Attention to the typography
First of all make sure that your fonts are big enough. The smallest you should go is 11 points, but 12 is probably safer. Do not use capital letters all over the place and remember that your goal is to communicate a message as fast and as clearly as possible. Arial and Times are good choices of clear font typefaces.
No fancy design details
Do not use a coloured background, fancy fonts or images on your CV. Sure, you might think that the little flowers will cheer up the document, but other people might just throw it away on sight.
Make the design flow with white space
Do not jam your CV with text. Sure we’ve said you should make your CV as short and concise as possible, but that refers to the overall amount of information and not to how much text you can pack into a single sheet of paper. White space between the words, lines and paragraphs can improve the legibility of your CV.

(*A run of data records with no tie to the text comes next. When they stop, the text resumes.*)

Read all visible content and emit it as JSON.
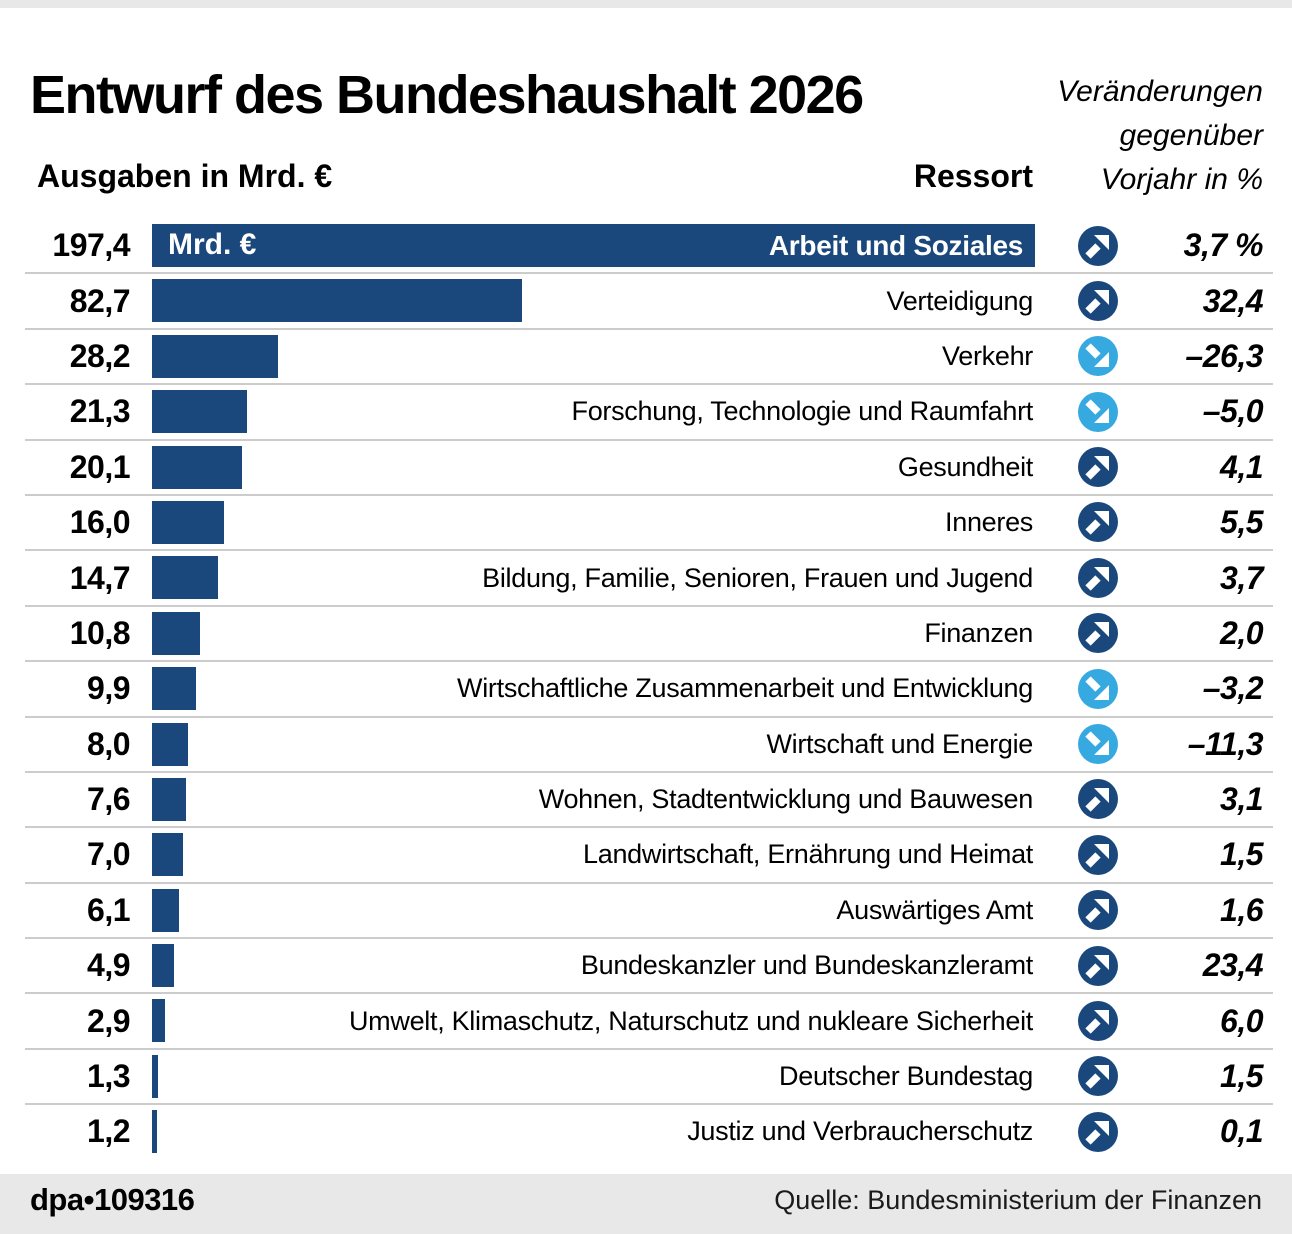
{
  "title": "Entwurf des Bundeshaushalt 2026",
  "header": {
    "left_label": "Ausgaben in Mrd. €",
    "ressort_label": "Ressort",
    "change_note_lines": [
      "Veränderungen",
      "gegenüber",
      "Vorjahr in %"
    ]
  },
  "chart_data": {
    "type": "bar",
    "orientation": "horizontal",
    "title": "Entwurf des Bundeshaushalt 2026",
    "xlabel": "Ausgaben in Mrd. €",
    "unit_label": "Mrd. €",
    "max_value": 197.4,
    "xlim": [
      0,
      197.4
    ],
    "grid": false,
    "rows": [
      {
        "value_label": "197,4",
        "value": 197.4,
        "ressort": "Arbeit und Soziales",
        "direction": "up",
        "change_label": "3,7 %",
        "change": 3.7
      },
      {
        "value_label": "82,7",
        "value": 82.7,
        "ressort": "Verteidigung",
        "direction": "up",
        "change_label": "32,4",
        "change": 32.4
      },
      {
        "value_label": "28,2",
        "value": 28.2,
        "ressort": "Verkehr",
        "direction": "down",
        "change_label": "–26,3",
        "change": -26.3
      },
      {
        "value_label": "21,3",
        "value": 21.3,
        "ressort": "Forschung, Technologie und Raumfahrt",
        "direction": "down",
        "change_label": "–5,0",
        "change": -5.0
      },
      {
        "value_label": "20,1",
        "value": 20.1,
        "ressort": "Gesundheit",
        "direction": "up",
        "change_label": "4,1",
        "change": 4.1
      },
      {
        "value_label": "16,0",
        "value": 16.0,
        "ressort": "Inneres",
        "direction": "up",
        "change_label": "5,5",
        "change": 5.5
      },
      {
        "value_label": "14,7",
        "value": 14.7,
        "ressort": "Bildung, Familie, Senioren, Frauen und Jugend",
        "direction": "up",
        "change_label": "3,7",
        "change": 3.7
      },
      {
        "value_label": "10,8",
        "value": 10.8,
        "ressort": "Finanzen",
        "direction": "up",
        "change_label": "2,0",
        "change": 2.0
      },
      {
        "value_label": "9,9",
        "value": 9.9,
        "ressort": "Wirtschaftliche Zusammenarbeit und Entwicklung",
        "direction": "down",
        "change_label": "–3,2",
        "change": -3.2
      },
      {
        "value_label": "8,0",
        "value": 8.0,
        "ressort": "Wirtschaft und Energie",
        "direction": "down",
        "change_label": "–11,3",
        "change": -11.3
      },
      {
        "value_label": "7,6",
        "value": 7.6,
        "ressort": "Wohnen, Stadtentwicklung und Bauwesen",
        "direction": "up",
        "change_label": "3,1",
        "change": 3.1
      },
      {
        "value_label": "7,0",
        "value": 7.0,
        "ressort": "Landwirtschaft, Ernährung und Heimat",
        "direction": "up",
        "change_label": "1,5",
        "change": 1.5
      },
      {
        "value_label": "6,1",
        "value": 6.1,
        "ressort": "Auswärtiges Amt",
        "direction": "up",
        "change_label": "1,6",
        "change": 1.6
      },
      {
        "value_label": "4,9",
        "value": 4.9,
        "ressort": "Bundeskanzler und Bundeskanzleramt",
        "direction": "up",
        "change_label": "23,4",
        "change": 23.4
      },
      {
        "value_label": "2,9",
        "value": 2.9,
        "ressort": "Umwelt, Klimaschutz, Naturschutz und nukleare Sicherheit",
        "direction": "up",
        "change_label": "6,0",
        "change": 6.0
      },
      {
        "value_label": "1,3",
        "value": 1.3,
        "ressort": "Deutscher Bundestag",
        "direction": "up",
        "change_label": "1,5",
        "change": 1.5
      },
      {
        "value_label": "1,2",
        "value": 1.2,
        "ressort": "Justiz und Verbraucherschutz",
        "direction": "up",
        "change_label": "0,1",
        "change": 0.1
      }
    ]
  },
  "footer": {
    "credit": "dpa•109316",
    "source": "Quelle: Bundesministerium der Finanzen"
  },
  "colors": {
    "bar": "#1a487d",
    "up": "#1a487d",
    "down": "#36a9e1",
    "separator": "#cccccc",
    "footer_bg": "#e8e8e8"
  }
}
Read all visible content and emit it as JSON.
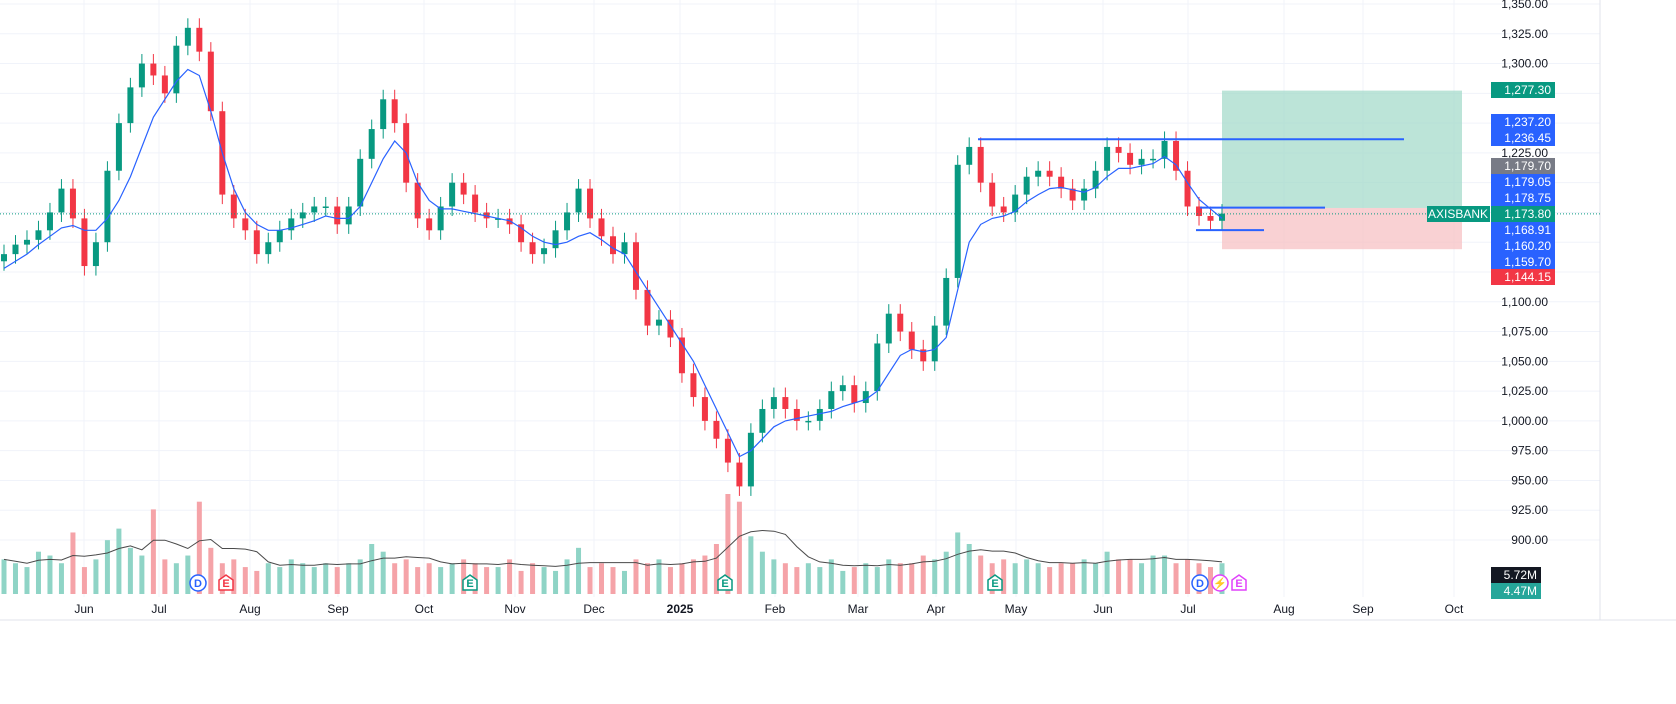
{
  "chart_data": {
    "type": "candlestick",
    "symbol": "AXISBANK",
    "y_axis": {
      "ticks": [
        "1,350.00",
        "1,325.00",
        "1,300.00",
        "1,225.00",
        "1,100.00",
        "1,075.00",
        "1,050.00",
        "1,025.00",
        "1,000.00",
        "975.00",
        "950.00",
        "925.00",
        "900.00"
      ],
      "tick_values": [
        1350,
        1325,
        1300,
        1225,
        1100,
        1075,
        1050,
        1025,
        1000,
        975,
        950,
        925,
        900
      ],
      "range": [
        890,
        1354
      ]
    },
    "x_axis": {
      "labels": [
        "Jun",
        "Jul",
        "Aug",
        "Sep",
        "Oct",
        "Nov",
        "Dec",
        "2025",
        "Feb",
        "Mar",
        "Apr",
        "May",
        "Jun",
        "Jul",
        "Aug",
        "Sep",
        "Oct"
      ],
      "bold": [
        "2025"
      ]
    },
    "price_tags": [
      {
        "label": "1,277.30",
        "value": 1277.3,
        "color": "#089981"
      },
      {
        "label": "1,237.20",
        "value": 1237.2,
        "color": "#2962ff"
      },
      {
        "label": "1,236.45",
        "value": 1236.45,
        "color": "#2962ff"
      },
      {
        "label": "1,179.70",
        "value": 1179.7,
        "color": "#787b86"
      },
      {
        "label": "1,179.05",
        "value": 1179.05,
        "color": "#2962ff"
      },
      {
        "label": "1,178.75",
        "value": 1178.75,
        "color": "#2962ff"
      },
      {
        "label": "1,173.80",
        "value": 1173.8,
        "color": "#089981"
      },
      {
        "label": "1,168.91",
        "value": 1168.91,
        "color": "#2962ff"
      },
      {
        "label": "1,160.20",
        "value": 1160.2,
        "color": "#2962ff"
      },
      {
        "label": "1,159.70",
        "value": 1159.7,
        "color": "#2962ff"
      },
      {
        "label": "1,144.15",
        "value": 1144.15,
        "color": "#f23645"
      }
    ],
    "volume_tags": [
      {
        "label": "5.72M",
        "color": "#131722"
      },
      {
        "label": "4.47M",
        "color": "#26a69a"
      }
    ],
    "symbol_label": {
      "label": "AXISBANK",
      "value": 1173.8,
      "color": "#089981"
    },
    "last_price": 1173.8,
    "horizontal_lines": [
      {
        "value": 1236.45,
        "x_from": "Apr",
        "x_to": "Sep",
        "color": "#2962ff"
      },
      {
        "value": 1179.05,
        "x_from": "Jul",
        "x_to": "Aug",
        "color": "#2962ff"
      },
      {
        "value": 1160.2,
        "x_from": "Jul",
        "x_to": "Jul",
        "color": "#2962ff"
      }
    ],
    "position": {
      "entry": 1178.75,
      "target": 1277.3,
      "stop": 1144.15,
      "profit_color": "#9fd8c8",
      "loss_color": "#f7c1c4"
    },
    "price_series": [
      1140,
      1148,
      1152,
      1160,
      1175,
      1195,
      1170,
      1130,
      1150,
      1210,
      1250,
      1280,
      1300,
      1290,
      1275,
      1315,
      1330,
      1310,
      1260,
      1190,
      1170,
      1160,
      1140,
      1150,
      1160,
      1170,
      1175,
      1180,
      1180,
      1165,
      1180,
      1220,
      1245,
      1270,
      1250,
      1200,
      1170,
      1160,
      1180,
      1200,
      1190,
      1175,
      1170,
      1170,
      1165,
      1150,
      1140,
      1145,
      1160,
      1175,
      1195,
      1170,
      1155,
      1140,
      1150,
      1110,
      1080,
      1085,
      1070,
      1040,
      1020,
      1000,
      985,
      965,
      945,
      990,
      1010,
      1020,
      1010,
      1000,
      1000,
      1010,
      1025,
      1030,
      1015,
      1025,
      1065,
      1090,
      1075,
      1060,
      1050,
      1080,
      1120,
      1215,
      1230,
      1200,
      1180,
      1175,
      1190,
      1205,
      1210,
      1205,
      1195,
      1185,
      1195,
      1210,
      1230,
      1225,
      1215,
      1220,
      1220,
      1235,
      1210,
      1180,
      1172,
      1168,
      1174
    ],
    "moving_average": [
      1128,
      1134,
      1140,
      1148,
      1155,
      1162,
      1164,
      1160,
      1160,
      1170,
      1185,
      1205,
      1230,
      1255,
      1270,
      1285,
      1295,
      1290,
      1260,
      1225,
      1195,
      1175,
      1165,
      1160,
      1160,
      1162,
      1165,
      1168,
      1172,
      1170,
      1170,
      1180,
      1200,
      1220,
      1235,
      1225,
      1200,
      1185,
      1178,
      1178,
      1176,
      1174,
      1172,
      1170,
      1168,
      1162,
      1155,
      1150,
      1148,
      1150,
      1155,
      1158,
      1152,
      1145,
      1140,
      1125,
      1110,
      1095,
      1080,
      1065,
      1050,
      1030,
      1010,
      990,
      970,
      975,
      985,
      995,
      1000,
      1002,
      1004,
      1006,
      1008,
      1012,
      1015,
      1018,
      1025,
      1040,
      1055,
      1060,
      1058,
      1060,
      1070,
      1110,
      1150,
      1165,
      1170,
      1172,
      1176,
      1184,
      1190,
      1195,
      1196,
      1194,
      1192,
      1196,
      1205,
      1212,
      1212,
      1214,
      1216,
      1222,
      1215,
      1200,
      1186,
      1178,
      1170
    ],
    "volume_series": [
      0.9,
      0.8,
      0.7,
      1.1,
      1.0,
      0.8,
      1.6,
      0.7,
      0.9,
      1.4,
      1.7,
      1.2,
      1.0,
      2.2,
      0.9,
      0.8,
      1.0,
      2.4,
      1.2,
      0.8,
      0.9,
      0.7,
      0.6,
      0.8,
      0.7,
      0.9,
      0.8,
      0.7,
      0.8,
      0.7,
      0.8,
      0.9,
      1.3,
      1.1,
      0.8,
      0.9,
      0.7,
      0.8,
      0.7,
      0.8,
      0.9,
      0.8,
      0.7,
      0.7,
      0.9,
      0.6,
      0.8,
      0.7,
      0.6,
      0.9,
      1.2,
      0.7,
      0.8,
      0.7,
      0.6,
      0.9,
      0.8,
      0.9,
      0.7,
      0.8,
      0.9,
      1.0,
      1.3,
      2.6,
      2.4,
      1.5,
      1.1,
      0.9,
      0.8,
      0.7,
      0.8,
      0.7,
      0.9,
      0.6,
      0.7,
      0.8,
      0.7,
      0.9,
      0.8,
      0.8,
      1.0,
      0.9,
      1.1,
      1.6,
      1.3,
      1.0,
      0.8,
      0.9,
      0.8,
      0.9,
      0.8,
      0.7,
      0.8,
      0.8,
      0.9,
      0.8,
      1.1,
      0.9,
      0.9,
      0.8,
      1.0,
      1.0,
      0.8,
      0.9,
      0.8,
      0.7,
      0.8
    ],
    "events": [
      {
        "label": "D",
        "x_near": "Jul",
        "period": "2024",
        "color": "#2962ff"
      },
      {
        "label": "E",
        "x_near": "Aug",
        "period": "2024",
        "color": "#f23645"
      },
      {
        "label": "E",
        "x_near": "Oct",
        "period": "2024",
        "color": "#089981"
      },
      {
        "label": "E",
        "x_near": "2025",
        "period": "2025",
        "color": "#089981"
      },
      {
        "label": "E",
        "x_near": "Apr",
        "period": "2025",
        "color": "#089981"
      },
      {
        "label": "D",
        "x_near": "Jul",
        "period": "2025",
        "color": "#2962ff"
      },
      {
        "label": "⚡",
        "x_near": "Jul",
        "period": "2025",
        "color": "#e040fb"
      },
      {
        "label": "E",
        "x_near": "Jul",
        "period": "2025",
        "color": "#e040fb"
      }
    ]
  }
}
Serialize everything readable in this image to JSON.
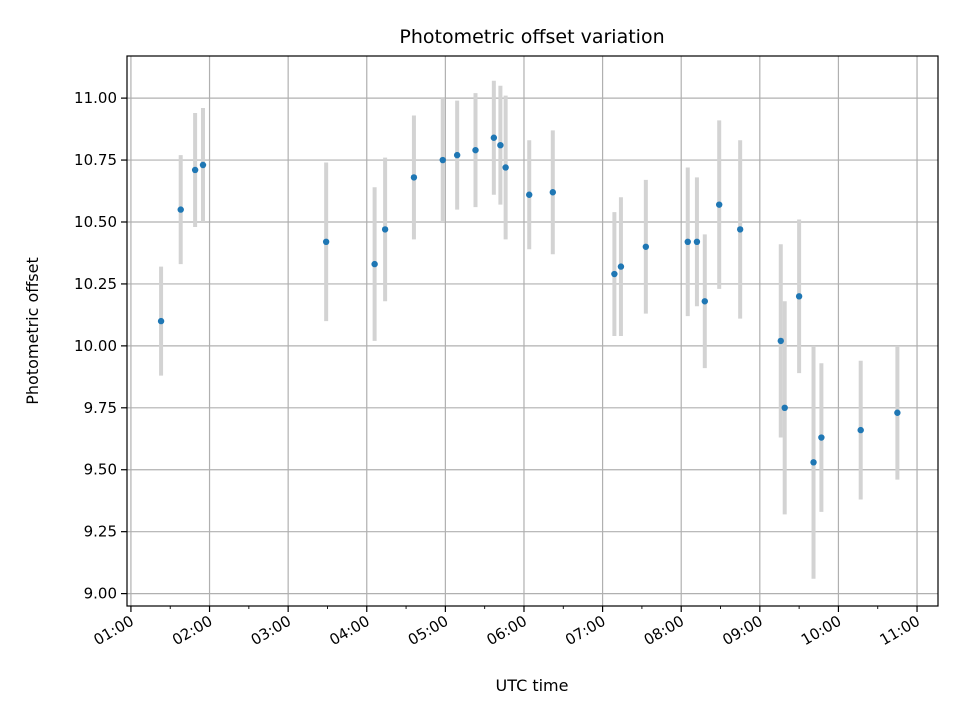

Careful with sample CV templates
There are many websites that offer free CV templates. While they can help you to get an idea of what you are looking for, don’t just copy and paste one of the most used ones. You certainly don’t want to look just like every other candidate, do you?
Create an email proof format
It’s very likely that you’ll end up sending your CV via email to most companies. Apart from having a Word document ready to go as an attachment, you should also have a text version of your CV that doesn’t look disfigured in the body of an email or other online forms. Spam filters may block email attachments and many people just prefer having the CV in the body of the email itself.
Proofread it twice
It would be difficult to over emphasise the importance of proofreading your CV. One small typo and your chances of getting hired could slip. Proofreading it once is not enough, so do it twice, three times or as many as necessary.
Get someone else to review your CV
Even if you think you’re CV is looking good, it’s prudent to get a second and third opinion about it. We usually become blind to our own mistakes or way of reasoning, so another person will be in a good position to evaluate the overall quality of your CV and make appropriate suggestions.
Update your CV regularly
It is a good idea to update your CV on a regular basis. Add all the new information that you think is relevant, as well as courses, training programs and other qualifications that you might receive along the way. This is the best way to keep track of everything and to make sure that you will not end up sending an obsolete document to the employer.
Consider getting professional help
If you’re having a hard time creating your CV, or if you’re receiving no response whatsoever from companies, you could consider hiring a professional CV writing service. There are both local and online options available and usually the investment will be worth the money.